Oxidation reduction potential (ORP) measurement is the measuring of oxidation occurring in any chemical. In some prior art ozone laundry systems ORP measurement is employed to determine the oxidation level of the water in a tunnel washer at the beginning of the wash cycle and is used for recording purposes only. However, nowhere in the prior art are there any ozone laundry systems that measure ORP in the press pan at the end of the tunnel washer to provide a post process validation based upon a previously established ORP baseline. Further, no prior art system is using the ORP readings for diagnostic and verification purposes, of which such readings is directed to an HMI (Human Machine Interface) for reporting, alarm notification, control and reset capabilities. Further, nowhere in the prior art can you find an HMI controller on an ozone laundry system that combines sensor reporting, system alarm and system control all in a compact user interfaced touchscreen monitor that is integrated with the ozone generator system of which can be remotely controlled through the Internet or any intranet. This is a serious limitation to all exiting ozone laundry systems that needs improvement.

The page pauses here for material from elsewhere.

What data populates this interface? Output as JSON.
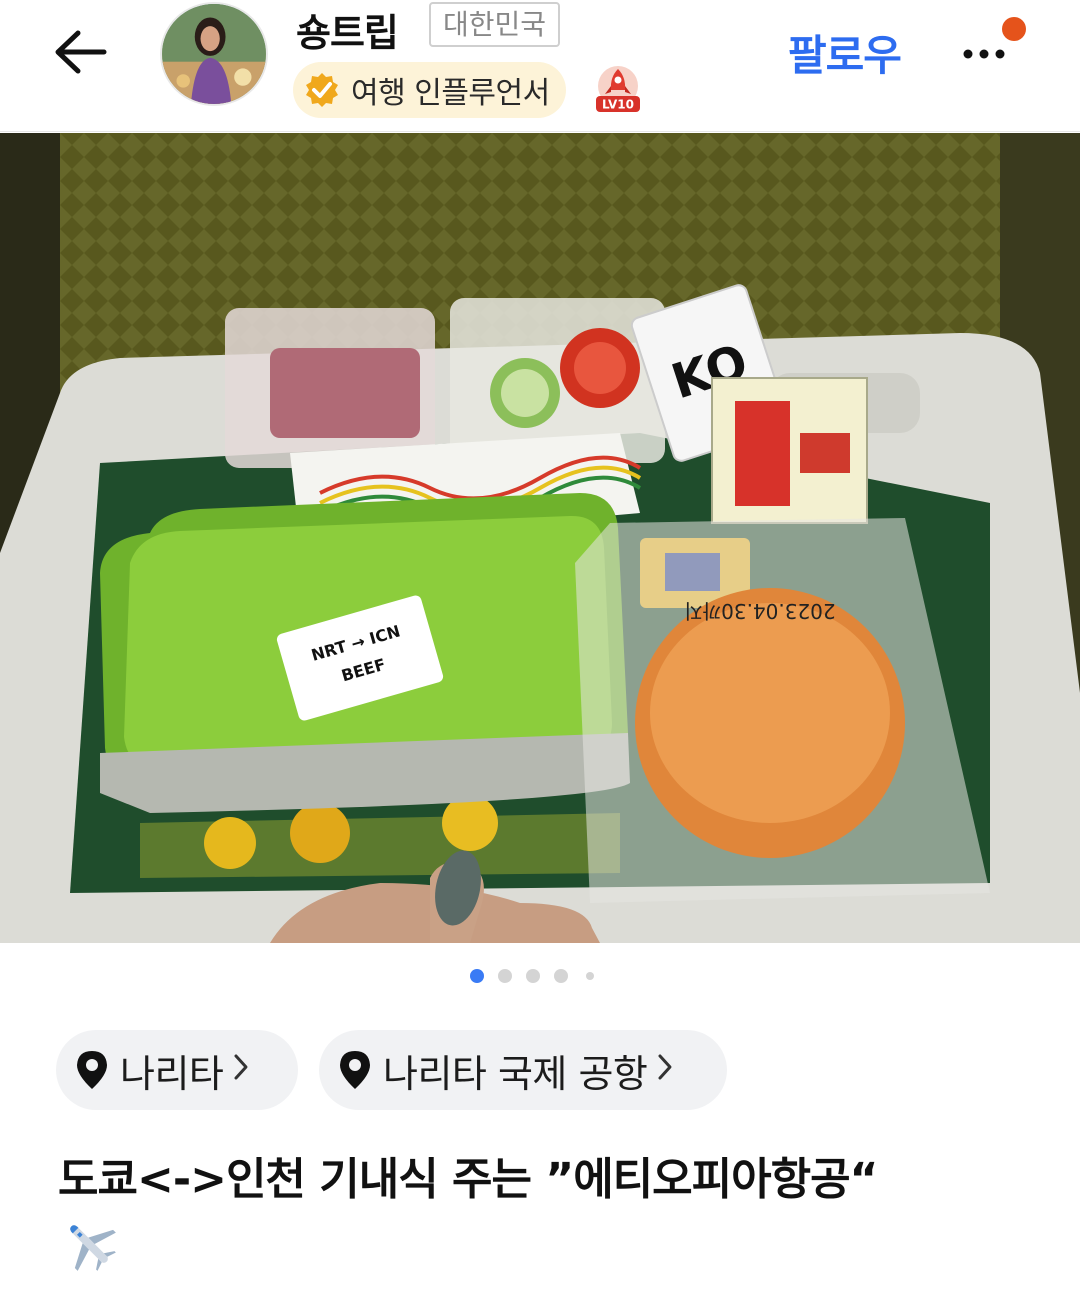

In view of what is known in the prior art, it can be clearly seen that vast improvements are needed in ozone laundry systems for use as retrofitted systems or to be part of a complete new installed system for CBWs and tunnel washers in the commercial arena that incorporates enhanced sensor and control capabilities that can all be controlled from a centrally located HMI controller on a cabinet that incorporates the entire ozone generator and distribution system and wherein specifically dissolved ozone can be deposited in particular chambers of the tunnel washer by entraining ozone through injectors along independent water entry points.